What You Can't Be Willing to Be
The items that wouldn’t budge. Let’s look at those.
When you ran the Willing to Be Practice, some things shifted easily and some things refused to move at all. You asked “would I be willing to be ___” and the answer was an immediate, visceral no. Not a thoughtful no. A wall.
Those walls are the most interesting things on your list. They mark the places where your identity is not just defined but defended. Something is being protected behind that wall, and the protection is so automatic that you experience the block as simply how things are. Water is wet. Gravity pulls down. And you are definitely, absolutely, not that.
Where Blocks Come From
Identity blocks don’t generate themselves. They were installed. Usually by one of three sources.

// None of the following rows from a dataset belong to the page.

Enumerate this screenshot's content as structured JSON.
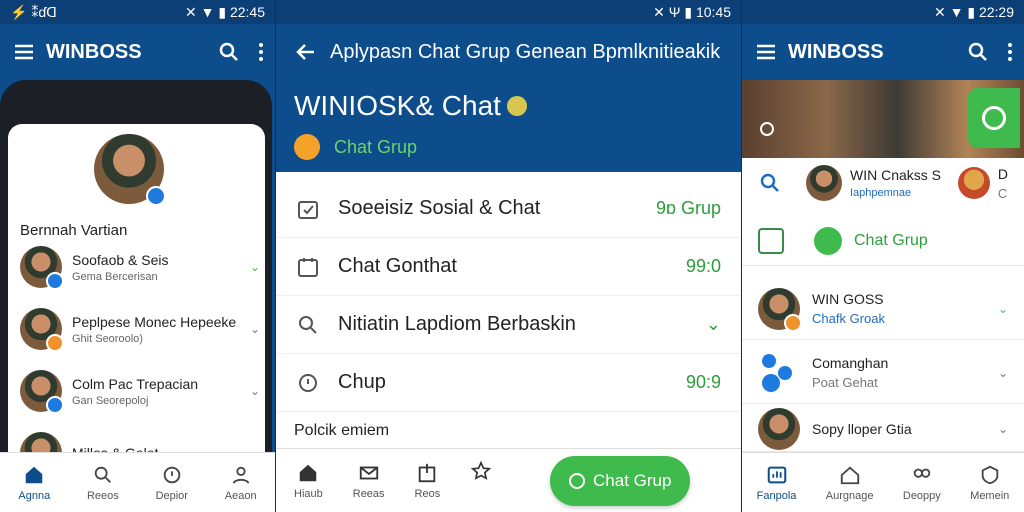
{
  "left": {
    "status_left": "⚡ ⁑ɗᗡ",
    "status_right": "✕ ▼ ▮ 22:45",
    "app_title": "WINBOSS",
    "profile_name": "Bernnah Vartian",
    "contacts": [
      {
        "name": "Soofaob & Seis",
        "sub": "Gema Bercerisan",
        "badge_color": "#1f7ae0"
      },
      {
        "name": "Peplpese Monec Hepeeke",
        "sub": "Ghit Seoroolo)",
        "badge_color": "#f0922a"
      },
      {
        "name": "Colm Pac Trepacian",
        "sub": "Gan Seorepoloj",
        "badge_color": "#1f7ae0"
      },
      {
        "name": "Millos & Gelot",
        "sub": "",
        "badge_color": "#f0922a"
      }
    ],
    "nav": [
      "Agnna",
      "Reeos",
      "Depior",
      "Aeaon"
    ]
  },
  "mid": {
    "status_right": "✕ Ψ ▮ 10:45",
    "header_title": "Aplypasn Chat Grup Genean Bpmlknitieakik",
    "big_title": "WINIOSK& Chat",
    "chat_grup": "Chat Grup",
    "rows": [
      {
        "label": "Soeeisiz Sosial & Chat",
        "value": "9ɒ Grup"
      },
      {
        "label": "Chat Gonthat",
        "value": "99:0"
      },
      {
        "label": "Nitiatin Lapdiom Berbaskin",
        "value": "⌄"
      },
      {
        "label": "Chup",
        "value": "90:9"
      }
    ],
    "cut_text": "Polcik emiem",
    "nav": [
      "Hiaub",
      "Reeas",
      "Reos"
    ],
    "pill_label": "Chat Grup"
  },
  "right": {
    "status_right": "✕ ▼ ▮ 22:29",
    "app_title": "WINBOSS",
    "top_name": "WIN Cnakss S",
    "top_sub": "Iaphpemnae",
    "top_d": "D",
    "top_c": "C",
    "chat_grup": "Chat Grup",
    "items": [
      {
        "name": "WIN GOSS",
        "sub": "Chafk Groak"
      },
      {
        "name": "Comanghan",
        "sub": "Poat Gehat"
      },
      {
        "name": "Sopy lloper Gtia",
        "sub": ""
      }
    ],
    "nav": [
      "Fanpola",
      "Aurgnage",
      "Deoppy",
      "Memein"
    ]
  },
  "colors": {
    "primary": "#0d4d8c",
    "accent_green": "#3fba4d",
    "blue_link": "#1f6cc0"
  }
}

Direct programming. Someone told you who you were. A parent who said “you’re not the athletic type.” A teacher who said “you’re not college material.” A partner who said “you’re too much” or “you’re not enough.” These statements, especially when delivered by people who mattered to you, can set the parameters of identity for decades.
Painful experience. You tried something and it went badly. You tried to lead and got humiliated. You tried to create art and got mocked. You put yourself out there and got rejected. The identity limitation formed as protection: “I’m not that kind of person, so I don’t have to try that again, so I don’t have to feel that pain again.”

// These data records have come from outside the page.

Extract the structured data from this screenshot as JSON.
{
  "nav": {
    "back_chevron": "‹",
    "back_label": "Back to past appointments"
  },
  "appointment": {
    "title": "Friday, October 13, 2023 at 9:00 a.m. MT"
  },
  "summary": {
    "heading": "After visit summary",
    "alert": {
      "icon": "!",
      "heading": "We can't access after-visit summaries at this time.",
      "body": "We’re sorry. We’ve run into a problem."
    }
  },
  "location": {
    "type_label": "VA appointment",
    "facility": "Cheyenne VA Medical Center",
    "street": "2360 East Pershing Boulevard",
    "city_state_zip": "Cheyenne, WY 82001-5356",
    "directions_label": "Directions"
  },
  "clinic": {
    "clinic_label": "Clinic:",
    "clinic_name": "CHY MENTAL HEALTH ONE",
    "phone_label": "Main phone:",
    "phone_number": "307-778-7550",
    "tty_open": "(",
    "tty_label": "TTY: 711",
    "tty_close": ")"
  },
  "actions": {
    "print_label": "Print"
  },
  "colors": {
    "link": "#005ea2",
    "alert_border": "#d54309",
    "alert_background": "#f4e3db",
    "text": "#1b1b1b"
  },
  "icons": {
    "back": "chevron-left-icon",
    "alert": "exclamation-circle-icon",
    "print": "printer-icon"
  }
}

Absorption. You grew up around people who defined themselves a certain way and you absorbed their limitations without anyone ever saying a word. A family where nobody makes more than a certain amount of money installs a wealth ceiling in the children without ever mentioning money directly. A community where nobody leaves installs “I could never live anywhere else” through pure osmosis.
The Protection
Here’s the thing about identity blocks: they’re usually protecting something. Not randomly. Not maliciously. Protecting.
The person who “could never be confident” may be protecting themselves from the vulnerability that confidence requires. If you’re confident, you put yourself forward. If you put yourself forward, you can be knocked down. The identity block prevents the risk.

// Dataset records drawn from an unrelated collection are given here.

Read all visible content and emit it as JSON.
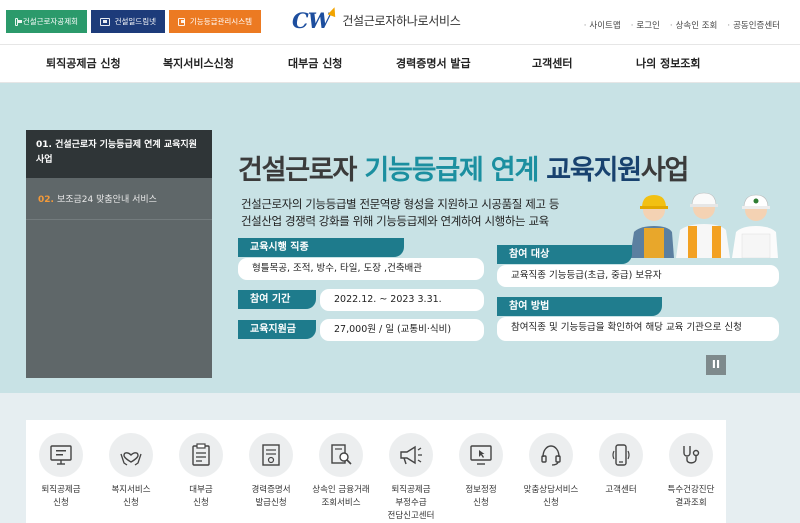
{
  "topbar": {
    "site_buttons": [
      "건설근로자공제회",
      "건설일드림넷",
      "기능등급관리시스템"
    ],
    "logo_mark": "CW",
    "logo_text": "건설근로자하나로서비스",
    "utils": [
      "사이트맵",
      "로그인",
      "상속인 조회",
      "공동인증센터"
    ]
  },
  "nav": {
    "items": [
      "퇴직공제금 신청",
      "복지서비스신청",
      "대부금 신청",
      "경력증명서 발급",
      "고객센터",
      "나의 정보조회"
    ]
  },
  "side": {
    "active": "01. 건설근로자 기능등급제 연계 교육지원사업",
    "item_num": "02.",
    "item_label": "보조금24 맞춤안내 서비스"
  },
  "hero": {
    "headline_a": "건설근로자 ",
    "headline_b": "기능등급제 연계 ",
    "headline_c": "교육지원",
    "headline_d": "사업",
    "sub1": "건설근로자의 기능등급별 전문역량 형성을 지원하고 시공품질 제고 등",
    "sub2": "건설산업 경쟁력 강화를 위해 기능등급제와 연계하여 시행하는 교육",
    "jobs_tag": "교육시행 직종",
    "jobs_value": "형틀목공, 조적, 방수, 타일, 도장 ,건축배관",
    "period_tag": "참여 기간",
    "period_value": "2022.12. ~ 2023 3.31.",
    "fee_tag": "교육지원금",
    "fee_value": "27,000원 / 일 (교통비·식비)",
    "target_tag": "참여 대상",
    "target_value": "교육직종 기능등급(초급, 중급) 보유자",
    "method_tag": "참여 방법",
    "method_value": "참여직종 및 기능등급을 확인하여 해당 교육 기관으로 신청",
    "pause_label": "II"
  },
  "quick": {
    "items": [
      {
        "label": "퇴직공제금\n신청",
        "icon": "monitor-icon"
      },
      {
        "label": "복지서비스\n신청",
        "icon": "hands-heart-icon"
      },
      {
        "label": "대부금\n신청",
        "icon": "clipboard-icon"
      },
      {
        "label": "경력증명서\n발급신청",
        "icon": "certificate-icon"
      },
      {
        "label": "상속인 금융거래\n조회서비스",
        "icon": "document-search-icon"
      },
      {
        "label": "퇴직공제금\n부정수급\n전담신고센터",
        "icon": "megaphone-icon"
      },
      {
        "label": "정보정정\n신청",
        "icon": "monitor-cursor-icon"
      },
      {
        "label": "맞춤상담서비스\n신청",
        "icon": "headset-icon"
      },
      {
        "label": "고객센터",
        "icon": "phone-icon"
      },
      {
        "label": "특수건강진단\n결과조회",
        "icon": "stethoscope-icon"
      }
    ]
  }
}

The person who “could never be wealthy” may be protecting their belonging in a family or community where wealth is viewed with suspicion. If you get wealthy, you might not belong anymore. The identity block preserves connection.
This doesn’t mean the blocks are good. It means they have logic. They were solutions to problems. The problem may have been real, the pain was real, the rejection was real, the community pressure was real. The block formed as the best available response at the time.
The question is whether the block is still the best available response now. Often it isn’t. You’re not the child who got humiliated anymore. You’re not in the same family system. The original problem has changed or disappeared, but the protection is still running.
Don’t Force
I’ll say this again because it matters: do not try to force through these blocks.
Some of them may require Level 3 work to clear. Some may require work that goes even deeper than that. Forcing creates a kind of brittle false willingness that shatters under any pressure. The block is still there, you’ve just papered over it with determination.
What you’re doing today is understanding. That alone has value. When you know where a block came from and what it’s protecting, you’ve changed your relationship to it even if the block itself hasn’t moved. You’ve gone from “I just can’t be that” to “I’m blocked here because of something that happened, and the block is protecting me from something I was afraid of.” Those are different situations.
Today’s Practice
Look at the items that were locked solid in yesterday’s practice. The hard no’s. The walls.
Pick one or two. The ones that feel most significant to your life, the limitations that cost you something.
For each one, sit with these questions:
Where did this come from? Can you trace it to a specific event, a specific person, a specific period? Who told you this about yourself, directly or indirectly?
What is it protecting? If you WERE this thing, what bad thing might happen? What would you risk? What would you lose?
When did it install? Was there a moment it locked in, or was it gradual?
Write down what you find. Be as specific as you can. “My dad told me” is good. “My dad told me when I was twelve that men in our family don’t do that kind of thing” is better. The specificity matters because it separates the block from your identity. The more precisely you can describe how it got there, the less it feels like it IS you and the more it feels like something that happened to you.
Some of these will have clear sources. Some won’t, the origin is too old or too diffuse to pin down. That’s fine. Just note what you can find. Even partial understanding is better than none.